The flow of energy through ecosystems comes in a variety of forms (Focus: Key Figure 57.1). The most obvious source is the sun, which delivers radiant energy that warms Earth and provides energy for photosynthesis. Autotrophs such as plants, algae, and photosynthetic bacteria capture that radiant energy and fix it into organic compounds that make up the tissues of organisms (see Figure 57.1A). Energy can also come from the oxidation of inorganic nutrients by archaea and bacteria through the process of chemosynthesis, which involves using energy from inorganic compounds to take up CO₂ and produce carbohydrates (see p. 544). Chemosynthesis typically occurs in ecosystems that lack sunlight and have high concentrations of particular inorganic compounds, such as hydrothermal vents, hot springs, and soils. These two forms of energy capture and carbon fixation are both involved in a process known as primary production. Ecologists use the term “primary productivity” to indicate the rate of primary production over time.

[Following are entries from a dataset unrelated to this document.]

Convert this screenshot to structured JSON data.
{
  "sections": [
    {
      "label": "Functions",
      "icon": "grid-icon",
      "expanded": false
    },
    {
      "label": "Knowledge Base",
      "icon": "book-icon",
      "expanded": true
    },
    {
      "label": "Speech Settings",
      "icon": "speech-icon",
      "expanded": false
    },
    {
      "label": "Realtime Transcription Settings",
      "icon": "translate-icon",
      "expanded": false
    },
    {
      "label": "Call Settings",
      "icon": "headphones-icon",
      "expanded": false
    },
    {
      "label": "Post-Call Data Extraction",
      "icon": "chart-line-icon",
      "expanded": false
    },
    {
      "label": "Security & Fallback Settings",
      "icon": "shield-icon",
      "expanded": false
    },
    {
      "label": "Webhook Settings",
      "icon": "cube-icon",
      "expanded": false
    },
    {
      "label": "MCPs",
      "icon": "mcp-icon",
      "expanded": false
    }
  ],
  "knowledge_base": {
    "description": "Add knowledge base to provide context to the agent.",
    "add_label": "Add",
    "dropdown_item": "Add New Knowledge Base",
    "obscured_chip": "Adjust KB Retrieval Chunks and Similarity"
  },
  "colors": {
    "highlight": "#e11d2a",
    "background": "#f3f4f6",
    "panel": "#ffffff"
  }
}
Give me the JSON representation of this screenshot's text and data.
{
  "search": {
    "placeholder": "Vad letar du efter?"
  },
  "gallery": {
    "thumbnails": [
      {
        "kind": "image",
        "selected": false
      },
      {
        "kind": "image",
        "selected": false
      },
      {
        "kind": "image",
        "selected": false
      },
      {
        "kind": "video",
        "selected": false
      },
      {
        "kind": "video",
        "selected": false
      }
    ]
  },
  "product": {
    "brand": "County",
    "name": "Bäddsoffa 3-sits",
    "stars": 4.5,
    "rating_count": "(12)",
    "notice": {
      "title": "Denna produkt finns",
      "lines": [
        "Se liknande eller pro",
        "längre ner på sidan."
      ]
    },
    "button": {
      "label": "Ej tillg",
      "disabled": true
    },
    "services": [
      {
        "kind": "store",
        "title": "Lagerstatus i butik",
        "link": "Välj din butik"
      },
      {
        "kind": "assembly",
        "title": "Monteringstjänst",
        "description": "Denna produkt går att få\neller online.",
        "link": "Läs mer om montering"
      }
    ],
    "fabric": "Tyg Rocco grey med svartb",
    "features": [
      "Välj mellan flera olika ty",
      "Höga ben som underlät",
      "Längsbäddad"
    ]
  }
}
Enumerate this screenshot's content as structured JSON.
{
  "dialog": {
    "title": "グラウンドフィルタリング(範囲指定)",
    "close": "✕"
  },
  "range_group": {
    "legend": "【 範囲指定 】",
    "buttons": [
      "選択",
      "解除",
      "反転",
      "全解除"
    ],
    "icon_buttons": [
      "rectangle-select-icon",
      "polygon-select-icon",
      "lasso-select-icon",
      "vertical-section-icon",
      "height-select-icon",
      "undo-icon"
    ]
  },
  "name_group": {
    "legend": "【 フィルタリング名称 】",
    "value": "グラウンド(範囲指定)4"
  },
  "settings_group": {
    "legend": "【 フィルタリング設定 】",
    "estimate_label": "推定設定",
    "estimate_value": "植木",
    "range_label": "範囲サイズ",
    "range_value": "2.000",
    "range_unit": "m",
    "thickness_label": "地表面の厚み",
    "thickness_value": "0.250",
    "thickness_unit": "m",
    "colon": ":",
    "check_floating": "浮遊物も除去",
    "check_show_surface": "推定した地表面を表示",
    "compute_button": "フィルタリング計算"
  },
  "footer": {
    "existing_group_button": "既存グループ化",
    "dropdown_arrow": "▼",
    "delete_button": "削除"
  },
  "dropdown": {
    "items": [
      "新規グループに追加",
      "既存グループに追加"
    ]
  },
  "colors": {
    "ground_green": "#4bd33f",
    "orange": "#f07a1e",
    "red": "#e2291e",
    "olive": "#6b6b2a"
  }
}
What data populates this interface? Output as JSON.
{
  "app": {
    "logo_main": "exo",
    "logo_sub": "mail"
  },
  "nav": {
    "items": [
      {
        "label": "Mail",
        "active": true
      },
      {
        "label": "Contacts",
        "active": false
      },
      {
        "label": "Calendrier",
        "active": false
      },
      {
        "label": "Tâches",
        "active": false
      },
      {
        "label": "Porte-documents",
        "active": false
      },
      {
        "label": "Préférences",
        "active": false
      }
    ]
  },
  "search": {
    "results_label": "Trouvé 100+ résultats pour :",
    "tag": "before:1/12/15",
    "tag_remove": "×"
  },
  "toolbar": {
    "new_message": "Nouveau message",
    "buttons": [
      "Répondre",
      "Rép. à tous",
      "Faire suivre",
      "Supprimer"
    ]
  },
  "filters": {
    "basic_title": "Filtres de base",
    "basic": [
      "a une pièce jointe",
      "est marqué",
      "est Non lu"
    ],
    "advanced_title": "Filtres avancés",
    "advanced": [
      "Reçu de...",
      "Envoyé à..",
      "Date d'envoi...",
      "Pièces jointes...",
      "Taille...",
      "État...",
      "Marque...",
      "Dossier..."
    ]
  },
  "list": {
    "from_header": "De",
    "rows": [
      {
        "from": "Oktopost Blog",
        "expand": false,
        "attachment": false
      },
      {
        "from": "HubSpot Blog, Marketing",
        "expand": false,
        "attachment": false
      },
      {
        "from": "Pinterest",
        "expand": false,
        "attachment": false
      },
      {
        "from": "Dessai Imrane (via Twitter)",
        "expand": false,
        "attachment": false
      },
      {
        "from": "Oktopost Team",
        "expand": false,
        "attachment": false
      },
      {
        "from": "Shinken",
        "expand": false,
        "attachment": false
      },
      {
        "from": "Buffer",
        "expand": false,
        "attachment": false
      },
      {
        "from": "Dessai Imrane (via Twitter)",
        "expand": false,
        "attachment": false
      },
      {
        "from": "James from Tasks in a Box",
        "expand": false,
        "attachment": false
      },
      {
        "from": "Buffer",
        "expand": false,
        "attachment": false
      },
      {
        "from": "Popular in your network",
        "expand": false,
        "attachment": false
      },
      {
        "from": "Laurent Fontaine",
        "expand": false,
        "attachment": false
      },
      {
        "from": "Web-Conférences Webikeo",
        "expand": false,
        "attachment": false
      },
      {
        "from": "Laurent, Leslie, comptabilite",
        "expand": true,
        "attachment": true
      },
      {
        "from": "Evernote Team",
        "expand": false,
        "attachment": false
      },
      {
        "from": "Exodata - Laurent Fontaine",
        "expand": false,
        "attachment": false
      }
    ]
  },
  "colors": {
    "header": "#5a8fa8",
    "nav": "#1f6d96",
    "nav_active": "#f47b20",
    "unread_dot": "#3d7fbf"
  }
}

A third source of energy in an ecosystem is the product of primary production—the organic compounds synthesized through photosynthesis and chemosynthesis—that is made available for organisms at higher trophic levels in food webs (see Figure 57.1B). This source of energy, known as secondary production, is contained within the tissues of organisms and is used to power the metabolism of heterotrophs, or the consumers within food webs, which include herbivores, carnivores, omnivores, parasites and pathogens, and eventually decomposers. Metabolism involves converting the organic compounds in food into useable energy—primarily ATP—by processes such as glycolysis (see Key Concept 9.1). The main by-products of metabolism are inorganic compounds, CO₂, and water. The energy generated by metabolism to support the “work” that organisms do in their daily life is eventually lost from the ecosystem in the form of metabolic heat.